Where I believe there is real upside with Thomas is in the scoring department. For everything that he does offer, he has surprisingly never put up double-digit TD in a single season. I would consider this an outlier, especially when looking at a few of his contemporaries: DaVante Adams, Mike Evans, and DeAndre Hopkins are all in the same age range, and they each have multiple 10+ TD seasons under their belt. Thomas’ career high of 9 TD would have barely put him inside the top-10 last year, so if he ends up with something like 12 TD, you would gladly take that to go along with a pedestrian (for him) 90-100 receptions and 1,200-1,300 yards. A 90/1,200/12 stat line would have Thomas knocking on the door of top-5 fantasy WR production, if you like that sort of thing.

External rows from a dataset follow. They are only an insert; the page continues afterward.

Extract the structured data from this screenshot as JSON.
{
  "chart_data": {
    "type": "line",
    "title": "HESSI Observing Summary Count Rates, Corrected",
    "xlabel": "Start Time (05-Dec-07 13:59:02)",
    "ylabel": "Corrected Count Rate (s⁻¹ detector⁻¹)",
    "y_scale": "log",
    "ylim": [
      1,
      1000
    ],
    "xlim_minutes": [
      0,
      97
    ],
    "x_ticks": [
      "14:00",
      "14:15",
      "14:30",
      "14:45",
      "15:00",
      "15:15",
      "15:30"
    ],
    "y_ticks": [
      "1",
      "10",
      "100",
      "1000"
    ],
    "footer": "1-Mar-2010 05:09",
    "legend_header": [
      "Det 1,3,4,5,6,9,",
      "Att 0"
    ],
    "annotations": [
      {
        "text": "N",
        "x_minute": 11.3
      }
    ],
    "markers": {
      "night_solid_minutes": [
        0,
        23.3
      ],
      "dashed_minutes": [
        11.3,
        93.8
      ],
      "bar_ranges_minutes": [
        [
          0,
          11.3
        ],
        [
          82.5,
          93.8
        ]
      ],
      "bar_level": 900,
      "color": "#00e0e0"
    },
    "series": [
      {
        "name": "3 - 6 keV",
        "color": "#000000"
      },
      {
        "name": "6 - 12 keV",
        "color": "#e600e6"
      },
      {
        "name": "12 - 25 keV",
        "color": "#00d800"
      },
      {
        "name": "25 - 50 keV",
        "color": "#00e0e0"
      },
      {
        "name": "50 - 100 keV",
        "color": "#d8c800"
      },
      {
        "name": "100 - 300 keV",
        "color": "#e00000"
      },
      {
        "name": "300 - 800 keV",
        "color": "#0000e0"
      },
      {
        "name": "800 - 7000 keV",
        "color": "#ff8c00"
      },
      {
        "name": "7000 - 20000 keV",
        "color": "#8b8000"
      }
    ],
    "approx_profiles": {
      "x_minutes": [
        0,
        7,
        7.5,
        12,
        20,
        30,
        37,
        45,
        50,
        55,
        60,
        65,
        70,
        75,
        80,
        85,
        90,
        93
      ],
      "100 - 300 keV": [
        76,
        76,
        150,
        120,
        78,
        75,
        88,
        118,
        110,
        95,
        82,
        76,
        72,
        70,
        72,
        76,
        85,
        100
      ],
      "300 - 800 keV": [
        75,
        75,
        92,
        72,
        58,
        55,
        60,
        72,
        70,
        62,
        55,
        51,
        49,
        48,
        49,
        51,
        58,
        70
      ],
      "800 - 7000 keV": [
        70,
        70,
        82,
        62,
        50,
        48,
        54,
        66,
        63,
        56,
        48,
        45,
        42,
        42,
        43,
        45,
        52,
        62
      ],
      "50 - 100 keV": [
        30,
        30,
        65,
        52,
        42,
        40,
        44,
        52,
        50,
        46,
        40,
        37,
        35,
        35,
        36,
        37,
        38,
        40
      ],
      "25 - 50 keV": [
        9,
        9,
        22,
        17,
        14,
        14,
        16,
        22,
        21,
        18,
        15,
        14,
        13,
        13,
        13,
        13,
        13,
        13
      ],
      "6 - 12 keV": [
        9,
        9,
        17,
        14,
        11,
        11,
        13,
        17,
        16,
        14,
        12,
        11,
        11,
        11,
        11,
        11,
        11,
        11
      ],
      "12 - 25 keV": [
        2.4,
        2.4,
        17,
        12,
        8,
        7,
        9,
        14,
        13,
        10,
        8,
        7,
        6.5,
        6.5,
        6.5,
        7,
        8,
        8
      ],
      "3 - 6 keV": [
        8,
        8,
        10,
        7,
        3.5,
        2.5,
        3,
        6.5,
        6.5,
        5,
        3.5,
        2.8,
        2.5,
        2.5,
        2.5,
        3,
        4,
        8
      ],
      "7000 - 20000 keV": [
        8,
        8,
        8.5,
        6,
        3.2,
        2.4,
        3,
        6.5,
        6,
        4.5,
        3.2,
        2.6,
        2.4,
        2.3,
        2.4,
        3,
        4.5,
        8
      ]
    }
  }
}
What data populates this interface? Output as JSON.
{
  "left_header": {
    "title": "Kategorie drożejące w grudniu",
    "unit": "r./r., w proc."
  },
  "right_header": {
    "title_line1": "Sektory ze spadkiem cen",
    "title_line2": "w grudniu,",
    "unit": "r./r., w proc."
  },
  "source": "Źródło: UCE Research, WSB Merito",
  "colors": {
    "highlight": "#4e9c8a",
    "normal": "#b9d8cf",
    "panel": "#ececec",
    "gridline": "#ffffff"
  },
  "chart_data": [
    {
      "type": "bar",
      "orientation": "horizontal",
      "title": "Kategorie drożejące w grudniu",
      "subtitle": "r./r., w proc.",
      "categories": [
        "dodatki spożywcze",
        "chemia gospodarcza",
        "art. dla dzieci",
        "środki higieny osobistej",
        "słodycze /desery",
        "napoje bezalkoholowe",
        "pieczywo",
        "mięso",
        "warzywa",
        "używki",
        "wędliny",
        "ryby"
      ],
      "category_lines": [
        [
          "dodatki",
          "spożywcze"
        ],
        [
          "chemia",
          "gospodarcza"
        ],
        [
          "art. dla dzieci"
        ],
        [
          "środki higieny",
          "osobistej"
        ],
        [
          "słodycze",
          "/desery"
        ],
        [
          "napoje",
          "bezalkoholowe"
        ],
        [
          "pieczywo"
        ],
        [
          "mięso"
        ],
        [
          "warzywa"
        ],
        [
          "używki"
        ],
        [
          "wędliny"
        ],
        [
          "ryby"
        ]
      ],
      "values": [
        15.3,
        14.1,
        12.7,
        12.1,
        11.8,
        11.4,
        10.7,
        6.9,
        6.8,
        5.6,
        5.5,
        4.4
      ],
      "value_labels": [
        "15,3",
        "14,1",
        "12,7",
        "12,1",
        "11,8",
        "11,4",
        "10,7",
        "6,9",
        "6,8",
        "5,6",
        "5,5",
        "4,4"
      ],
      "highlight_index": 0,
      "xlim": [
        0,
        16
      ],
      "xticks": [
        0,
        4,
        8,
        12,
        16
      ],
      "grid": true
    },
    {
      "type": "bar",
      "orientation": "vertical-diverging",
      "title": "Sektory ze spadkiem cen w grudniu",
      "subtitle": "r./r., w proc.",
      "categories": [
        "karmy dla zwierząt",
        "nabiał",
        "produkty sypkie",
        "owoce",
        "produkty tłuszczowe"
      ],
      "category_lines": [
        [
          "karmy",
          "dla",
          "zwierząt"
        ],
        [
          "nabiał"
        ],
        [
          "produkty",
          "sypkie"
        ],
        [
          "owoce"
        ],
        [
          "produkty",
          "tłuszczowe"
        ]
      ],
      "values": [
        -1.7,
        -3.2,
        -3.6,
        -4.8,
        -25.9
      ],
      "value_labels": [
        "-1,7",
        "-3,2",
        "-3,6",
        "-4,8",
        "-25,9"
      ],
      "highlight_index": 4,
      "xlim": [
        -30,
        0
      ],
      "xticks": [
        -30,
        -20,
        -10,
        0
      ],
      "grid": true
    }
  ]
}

Currently, Thomas’ ADP is right around 70, and FantasyPros has him as the consensus No. 30 WR. If you agree with their consensus, then you likely don’t believe in a return to form. Because a healthy Michael Thomas is still a top-10 WR. I am personally willing to gamble on his upside, and I would target him among the top-20 at his position, knowing there is inherent risk. If you are bold, move Thomas up in your rankings. Take a big swing on a big-time player. Otherwise, be patient and try not to let your OSU fandom influence your strategy too much. I will be somewhere in the middle, looking for the right time to strike.